Par une décision du 25 juin 2025, la Cour de cassation, première chambre civile, n° Y 24‑14.653, a rejeté un pourvoi. Ce pourvoi visait l’arrêt rendu par la cour d’appel de Metz le 2 avril 2024, 5e chambre civile.
La décision, rendue selon la procédure de l’article 1014 du code de procédure civile, ne détaille pas la matière ni les circonstances du litige. Il ressort seulement que la demanderesse contestait la solution retenue en appel et sollicitait la cassation.
La cour d’appel de Metz avait statué sur les prétentions en cause, que le pourvoi critiquait par un moyen unique ou principal. La Cour a, après communication au ministère public, examiné ce moyen au filtre du texte précité.
La haute juridiction retient d’abord: « Le moyen de cassation, qui est invoqué à l’encontre de la décision attaquée, n’est manifestement pas de nature à entraîner la cassation. » Elle en déduit: « En application de l’article 1014, alinéa 1er, du code de procédure civile, il n’y a donc pas lieu de statuer par une décision spécialement motivée sur ce pourvoi. »
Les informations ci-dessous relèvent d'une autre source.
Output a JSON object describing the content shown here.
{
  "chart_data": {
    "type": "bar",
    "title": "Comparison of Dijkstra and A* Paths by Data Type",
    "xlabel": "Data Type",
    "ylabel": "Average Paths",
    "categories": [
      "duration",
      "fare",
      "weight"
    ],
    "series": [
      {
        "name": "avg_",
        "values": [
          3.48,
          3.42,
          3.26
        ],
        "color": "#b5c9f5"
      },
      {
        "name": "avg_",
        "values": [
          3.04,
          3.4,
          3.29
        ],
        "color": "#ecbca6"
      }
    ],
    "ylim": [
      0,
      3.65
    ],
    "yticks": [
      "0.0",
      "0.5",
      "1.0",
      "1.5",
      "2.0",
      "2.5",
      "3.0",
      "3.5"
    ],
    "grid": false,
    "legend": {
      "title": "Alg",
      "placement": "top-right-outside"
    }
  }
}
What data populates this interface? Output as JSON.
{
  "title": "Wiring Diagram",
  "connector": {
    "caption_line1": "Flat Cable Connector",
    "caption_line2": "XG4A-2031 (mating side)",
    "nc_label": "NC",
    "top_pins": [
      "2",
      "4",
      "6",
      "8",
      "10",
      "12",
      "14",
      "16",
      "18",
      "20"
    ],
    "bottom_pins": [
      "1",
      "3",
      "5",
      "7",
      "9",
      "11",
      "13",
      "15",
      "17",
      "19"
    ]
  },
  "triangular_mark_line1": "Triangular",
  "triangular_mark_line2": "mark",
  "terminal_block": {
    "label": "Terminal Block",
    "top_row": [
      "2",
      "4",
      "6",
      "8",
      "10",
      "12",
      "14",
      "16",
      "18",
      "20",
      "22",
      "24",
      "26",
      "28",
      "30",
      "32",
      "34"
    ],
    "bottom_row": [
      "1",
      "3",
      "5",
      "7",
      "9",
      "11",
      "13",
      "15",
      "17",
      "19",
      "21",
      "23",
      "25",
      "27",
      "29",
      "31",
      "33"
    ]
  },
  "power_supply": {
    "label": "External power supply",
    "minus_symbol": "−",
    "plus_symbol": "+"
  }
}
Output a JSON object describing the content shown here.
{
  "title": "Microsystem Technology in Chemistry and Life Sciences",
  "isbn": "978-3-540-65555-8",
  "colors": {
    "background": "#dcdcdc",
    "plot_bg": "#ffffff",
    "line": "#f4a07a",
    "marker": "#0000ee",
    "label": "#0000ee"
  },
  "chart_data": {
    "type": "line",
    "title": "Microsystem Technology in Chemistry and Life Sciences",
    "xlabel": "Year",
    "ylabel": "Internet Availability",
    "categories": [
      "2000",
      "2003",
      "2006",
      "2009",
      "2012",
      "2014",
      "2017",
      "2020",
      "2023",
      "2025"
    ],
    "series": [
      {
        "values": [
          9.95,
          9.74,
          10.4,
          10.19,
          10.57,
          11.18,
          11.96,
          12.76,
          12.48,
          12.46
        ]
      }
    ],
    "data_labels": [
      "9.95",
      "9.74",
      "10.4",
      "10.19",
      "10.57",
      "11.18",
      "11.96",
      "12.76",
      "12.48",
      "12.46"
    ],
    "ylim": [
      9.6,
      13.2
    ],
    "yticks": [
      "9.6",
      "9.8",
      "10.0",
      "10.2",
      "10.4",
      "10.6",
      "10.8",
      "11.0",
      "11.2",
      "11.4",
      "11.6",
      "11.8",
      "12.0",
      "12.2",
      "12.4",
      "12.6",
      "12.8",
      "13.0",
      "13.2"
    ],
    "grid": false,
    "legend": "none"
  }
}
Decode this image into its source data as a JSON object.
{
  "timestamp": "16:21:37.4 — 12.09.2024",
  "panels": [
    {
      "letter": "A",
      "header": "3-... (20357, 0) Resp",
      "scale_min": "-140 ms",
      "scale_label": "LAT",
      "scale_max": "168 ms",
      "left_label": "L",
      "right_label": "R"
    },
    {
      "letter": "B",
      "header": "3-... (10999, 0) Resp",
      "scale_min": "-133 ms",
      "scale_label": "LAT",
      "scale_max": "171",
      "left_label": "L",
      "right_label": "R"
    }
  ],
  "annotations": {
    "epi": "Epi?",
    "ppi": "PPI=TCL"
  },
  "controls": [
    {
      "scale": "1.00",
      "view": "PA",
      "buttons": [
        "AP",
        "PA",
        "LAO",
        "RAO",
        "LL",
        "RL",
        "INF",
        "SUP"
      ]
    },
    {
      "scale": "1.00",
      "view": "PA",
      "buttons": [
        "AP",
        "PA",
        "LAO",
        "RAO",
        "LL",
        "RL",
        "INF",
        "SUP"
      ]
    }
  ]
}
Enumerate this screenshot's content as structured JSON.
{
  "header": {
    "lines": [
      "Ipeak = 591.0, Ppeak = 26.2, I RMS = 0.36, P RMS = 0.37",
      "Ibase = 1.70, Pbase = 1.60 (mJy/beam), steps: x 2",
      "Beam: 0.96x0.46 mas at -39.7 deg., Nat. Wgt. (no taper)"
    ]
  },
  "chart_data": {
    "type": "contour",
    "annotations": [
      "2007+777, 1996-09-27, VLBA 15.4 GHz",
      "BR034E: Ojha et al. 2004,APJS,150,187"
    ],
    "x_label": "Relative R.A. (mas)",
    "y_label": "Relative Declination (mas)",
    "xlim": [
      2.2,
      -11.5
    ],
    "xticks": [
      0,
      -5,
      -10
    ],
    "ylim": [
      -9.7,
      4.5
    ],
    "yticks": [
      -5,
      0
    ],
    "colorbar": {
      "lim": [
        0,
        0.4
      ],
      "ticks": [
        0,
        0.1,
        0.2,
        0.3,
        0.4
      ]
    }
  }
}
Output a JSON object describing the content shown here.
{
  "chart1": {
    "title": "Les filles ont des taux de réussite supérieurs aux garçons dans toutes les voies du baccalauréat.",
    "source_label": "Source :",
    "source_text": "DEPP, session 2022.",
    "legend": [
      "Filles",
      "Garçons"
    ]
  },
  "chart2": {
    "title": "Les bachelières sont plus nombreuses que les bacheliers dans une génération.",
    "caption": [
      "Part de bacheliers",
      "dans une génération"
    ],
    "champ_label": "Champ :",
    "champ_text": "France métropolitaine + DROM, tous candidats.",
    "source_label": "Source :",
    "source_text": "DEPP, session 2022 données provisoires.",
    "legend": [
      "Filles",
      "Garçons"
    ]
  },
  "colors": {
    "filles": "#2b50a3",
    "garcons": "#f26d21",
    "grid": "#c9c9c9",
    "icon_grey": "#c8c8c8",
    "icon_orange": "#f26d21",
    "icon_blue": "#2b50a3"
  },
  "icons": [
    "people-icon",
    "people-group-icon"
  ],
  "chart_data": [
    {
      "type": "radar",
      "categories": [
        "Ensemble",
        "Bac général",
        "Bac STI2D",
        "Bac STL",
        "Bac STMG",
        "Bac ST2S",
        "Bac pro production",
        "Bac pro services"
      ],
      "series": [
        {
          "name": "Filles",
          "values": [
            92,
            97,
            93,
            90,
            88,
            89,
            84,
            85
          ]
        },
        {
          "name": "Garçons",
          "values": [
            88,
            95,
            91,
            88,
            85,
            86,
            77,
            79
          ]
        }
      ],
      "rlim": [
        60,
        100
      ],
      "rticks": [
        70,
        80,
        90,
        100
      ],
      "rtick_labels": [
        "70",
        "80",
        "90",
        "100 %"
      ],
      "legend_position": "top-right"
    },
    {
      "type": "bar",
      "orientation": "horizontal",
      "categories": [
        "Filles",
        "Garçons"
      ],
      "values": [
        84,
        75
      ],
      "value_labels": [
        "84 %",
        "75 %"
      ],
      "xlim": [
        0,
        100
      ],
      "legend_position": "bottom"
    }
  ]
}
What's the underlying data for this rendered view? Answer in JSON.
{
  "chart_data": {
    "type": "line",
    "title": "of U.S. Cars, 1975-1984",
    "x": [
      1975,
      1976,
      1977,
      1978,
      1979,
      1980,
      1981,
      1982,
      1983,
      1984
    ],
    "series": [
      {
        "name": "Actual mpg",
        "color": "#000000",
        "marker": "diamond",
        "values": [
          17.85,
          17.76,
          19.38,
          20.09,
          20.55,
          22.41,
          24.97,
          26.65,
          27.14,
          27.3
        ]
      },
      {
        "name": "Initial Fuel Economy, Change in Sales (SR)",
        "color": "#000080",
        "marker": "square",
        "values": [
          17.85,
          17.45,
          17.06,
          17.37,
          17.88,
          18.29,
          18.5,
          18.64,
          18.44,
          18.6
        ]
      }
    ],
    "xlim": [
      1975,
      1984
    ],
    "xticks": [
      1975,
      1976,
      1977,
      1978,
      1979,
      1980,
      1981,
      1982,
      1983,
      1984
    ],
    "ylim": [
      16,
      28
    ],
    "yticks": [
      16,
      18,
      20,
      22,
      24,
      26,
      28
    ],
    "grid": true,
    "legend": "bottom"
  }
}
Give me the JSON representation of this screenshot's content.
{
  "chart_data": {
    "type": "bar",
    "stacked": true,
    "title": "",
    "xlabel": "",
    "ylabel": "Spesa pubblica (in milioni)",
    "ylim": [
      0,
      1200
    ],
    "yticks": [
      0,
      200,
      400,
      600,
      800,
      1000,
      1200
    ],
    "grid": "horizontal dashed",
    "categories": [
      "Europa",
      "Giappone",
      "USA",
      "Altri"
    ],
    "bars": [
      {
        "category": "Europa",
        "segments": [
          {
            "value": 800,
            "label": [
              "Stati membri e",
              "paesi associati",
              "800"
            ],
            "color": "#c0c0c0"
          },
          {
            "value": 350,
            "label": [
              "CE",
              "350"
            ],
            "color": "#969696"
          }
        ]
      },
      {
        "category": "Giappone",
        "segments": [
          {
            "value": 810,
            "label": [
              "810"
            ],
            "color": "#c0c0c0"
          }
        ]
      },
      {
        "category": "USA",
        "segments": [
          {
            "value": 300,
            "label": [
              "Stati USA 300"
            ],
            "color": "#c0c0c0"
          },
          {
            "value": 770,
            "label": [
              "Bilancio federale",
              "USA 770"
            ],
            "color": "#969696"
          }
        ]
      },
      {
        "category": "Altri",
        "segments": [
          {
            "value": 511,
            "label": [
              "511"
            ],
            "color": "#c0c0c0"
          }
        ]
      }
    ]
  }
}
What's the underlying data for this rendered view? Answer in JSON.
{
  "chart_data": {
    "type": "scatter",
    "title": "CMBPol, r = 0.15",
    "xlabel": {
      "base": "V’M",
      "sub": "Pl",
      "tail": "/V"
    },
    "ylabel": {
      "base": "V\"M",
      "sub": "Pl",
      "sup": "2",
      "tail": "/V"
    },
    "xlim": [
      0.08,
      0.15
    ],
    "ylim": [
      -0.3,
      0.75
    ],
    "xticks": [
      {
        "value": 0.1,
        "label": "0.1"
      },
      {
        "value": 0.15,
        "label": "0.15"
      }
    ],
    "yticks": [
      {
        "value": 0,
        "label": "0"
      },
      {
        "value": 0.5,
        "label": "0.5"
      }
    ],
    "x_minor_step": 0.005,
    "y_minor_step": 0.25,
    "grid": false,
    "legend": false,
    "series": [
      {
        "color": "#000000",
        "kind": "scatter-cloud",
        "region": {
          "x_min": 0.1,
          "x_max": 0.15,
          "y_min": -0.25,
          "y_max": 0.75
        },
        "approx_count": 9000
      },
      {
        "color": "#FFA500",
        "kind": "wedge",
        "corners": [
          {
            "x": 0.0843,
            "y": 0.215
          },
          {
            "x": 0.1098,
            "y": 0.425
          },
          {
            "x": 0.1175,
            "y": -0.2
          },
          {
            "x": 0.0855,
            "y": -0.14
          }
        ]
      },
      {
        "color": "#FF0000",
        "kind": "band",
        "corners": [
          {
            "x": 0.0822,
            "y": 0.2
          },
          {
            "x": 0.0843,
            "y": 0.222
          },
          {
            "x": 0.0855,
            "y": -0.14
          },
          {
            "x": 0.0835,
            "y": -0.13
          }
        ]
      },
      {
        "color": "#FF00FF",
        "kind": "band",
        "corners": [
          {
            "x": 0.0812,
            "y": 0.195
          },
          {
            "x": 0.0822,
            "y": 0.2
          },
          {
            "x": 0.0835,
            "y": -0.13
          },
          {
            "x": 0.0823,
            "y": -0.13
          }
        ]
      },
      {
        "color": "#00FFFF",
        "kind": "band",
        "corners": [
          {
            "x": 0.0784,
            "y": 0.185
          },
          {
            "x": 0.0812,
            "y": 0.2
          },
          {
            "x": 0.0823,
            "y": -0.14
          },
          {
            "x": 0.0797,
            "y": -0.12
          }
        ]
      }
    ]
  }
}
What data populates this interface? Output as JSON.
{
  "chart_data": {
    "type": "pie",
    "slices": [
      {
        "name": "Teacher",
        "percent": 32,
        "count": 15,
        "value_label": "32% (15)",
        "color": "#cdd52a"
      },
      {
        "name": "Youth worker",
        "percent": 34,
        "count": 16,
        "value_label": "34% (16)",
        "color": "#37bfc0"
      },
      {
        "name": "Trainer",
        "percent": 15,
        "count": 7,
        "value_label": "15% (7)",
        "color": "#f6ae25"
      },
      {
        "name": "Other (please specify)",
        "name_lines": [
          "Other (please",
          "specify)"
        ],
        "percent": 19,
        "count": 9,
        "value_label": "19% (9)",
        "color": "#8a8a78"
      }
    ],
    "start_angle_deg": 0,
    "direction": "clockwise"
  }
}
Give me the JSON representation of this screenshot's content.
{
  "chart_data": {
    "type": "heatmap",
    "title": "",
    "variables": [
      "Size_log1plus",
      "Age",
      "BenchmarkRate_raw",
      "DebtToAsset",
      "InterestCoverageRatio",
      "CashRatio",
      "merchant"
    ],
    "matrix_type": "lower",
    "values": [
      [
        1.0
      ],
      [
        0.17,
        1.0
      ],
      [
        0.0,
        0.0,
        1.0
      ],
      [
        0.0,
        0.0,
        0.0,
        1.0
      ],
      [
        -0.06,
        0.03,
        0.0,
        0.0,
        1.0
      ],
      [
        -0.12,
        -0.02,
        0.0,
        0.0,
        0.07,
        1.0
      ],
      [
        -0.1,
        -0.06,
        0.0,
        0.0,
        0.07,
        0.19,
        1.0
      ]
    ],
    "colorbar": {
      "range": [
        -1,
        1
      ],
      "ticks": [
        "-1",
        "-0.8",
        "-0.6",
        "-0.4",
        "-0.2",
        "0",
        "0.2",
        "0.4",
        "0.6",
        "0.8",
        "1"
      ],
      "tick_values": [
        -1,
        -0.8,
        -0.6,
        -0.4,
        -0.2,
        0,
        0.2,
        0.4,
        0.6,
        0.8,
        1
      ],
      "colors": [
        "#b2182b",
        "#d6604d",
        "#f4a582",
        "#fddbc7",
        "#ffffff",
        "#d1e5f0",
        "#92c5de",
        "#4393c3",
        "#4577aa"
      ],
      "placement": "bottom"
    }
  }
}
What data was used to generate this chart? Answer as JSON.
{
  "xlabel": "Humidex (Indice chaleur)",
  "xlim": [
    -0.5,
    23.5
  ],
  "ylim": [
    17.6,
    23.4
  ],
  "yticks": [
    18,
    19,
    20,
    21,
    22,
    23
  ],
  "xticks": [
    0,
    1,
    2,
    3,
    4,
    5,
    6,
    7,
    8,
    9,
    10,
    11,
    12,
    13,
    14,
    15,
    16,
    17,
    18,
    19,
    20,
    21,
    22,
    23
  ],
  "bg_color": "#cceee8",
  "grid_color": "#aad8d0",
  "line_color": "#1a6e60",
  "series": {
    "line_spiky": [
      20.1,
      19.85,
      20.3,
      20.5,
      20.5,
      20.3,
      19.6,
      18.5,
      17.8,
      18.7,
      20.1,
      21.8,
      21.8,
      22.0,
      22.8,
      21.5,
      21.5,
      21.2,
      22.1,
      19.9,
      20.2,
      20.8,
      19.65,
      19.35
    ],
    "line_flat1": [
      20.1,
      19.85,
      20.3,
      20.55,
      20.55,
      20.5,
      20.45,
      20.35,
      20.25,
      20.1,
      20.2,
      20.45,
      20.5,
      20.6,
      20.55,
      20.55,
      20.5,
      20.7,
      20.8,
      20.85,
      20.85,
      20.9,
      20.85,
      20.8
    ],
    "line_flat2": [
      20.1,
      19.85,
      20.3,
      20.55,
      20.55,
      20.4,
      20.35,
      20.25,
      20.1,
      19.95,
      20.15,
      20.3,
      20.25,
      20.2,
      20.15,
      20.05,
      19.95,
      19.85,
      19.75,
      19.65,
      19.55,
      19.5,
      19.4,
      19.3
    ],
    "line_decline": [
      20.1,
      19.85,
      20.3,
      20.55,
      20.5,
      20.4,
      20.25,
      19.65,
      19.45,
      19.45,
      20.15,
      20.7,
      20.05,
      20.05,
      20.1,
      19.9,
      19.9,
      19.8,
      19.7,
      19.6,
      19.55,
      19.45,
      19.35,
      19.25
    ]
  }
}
La question porte sur l’économie du rejet non spécialement motivé et sur ses effets au regard du droit au procès équitable. L’analyse conduit à préciser le régime de ce filtre, puis à apprécier la valeur et la portée de la décision.
I. Le régime du rejet non spécialement motivé
A. La condition du moyen manifestement dépourvu d’efficacité cassatoire
La formule citée désigne l’absence évidente d’aptitude du moyen à entraîner la cassation, notamment dans les hypothèses d’irrecevabilité, d’inopérance ou d’erreur juridique manifeste. Par « n’est manifestement pas de nature », la Cour signale que la solution juridiquement certaine s’impose sans examen poussé. L’usage du filtre préserve l’office régulateur tout en évitant une motivation détaillée lorsque l’état du droit ne prête pas véritablement à discussion.
B. La motivation minimale exigée par l’article 1014 du code de procédure civile
Le second attendu fixe le cadre formel de la décision en renvoyant expressément à l’article 1014, alinéa 1er, du code de procédure civile. La motivation minimale combine la qualification du moyen et l’indication du fondement procédural mobilisé, ce qui assure une intelligibilité suffisante pour les parties. Cette technique demeure pertinente lorsque la solution constante s’applique sans nuance à un moyen dépourvu de portée, comme l’indique la référence explicite au texte. Reste à mesurer la valeur normative et les effets concrets attachés à un tel rejet au regard de l’instance et de l’ordre juridique.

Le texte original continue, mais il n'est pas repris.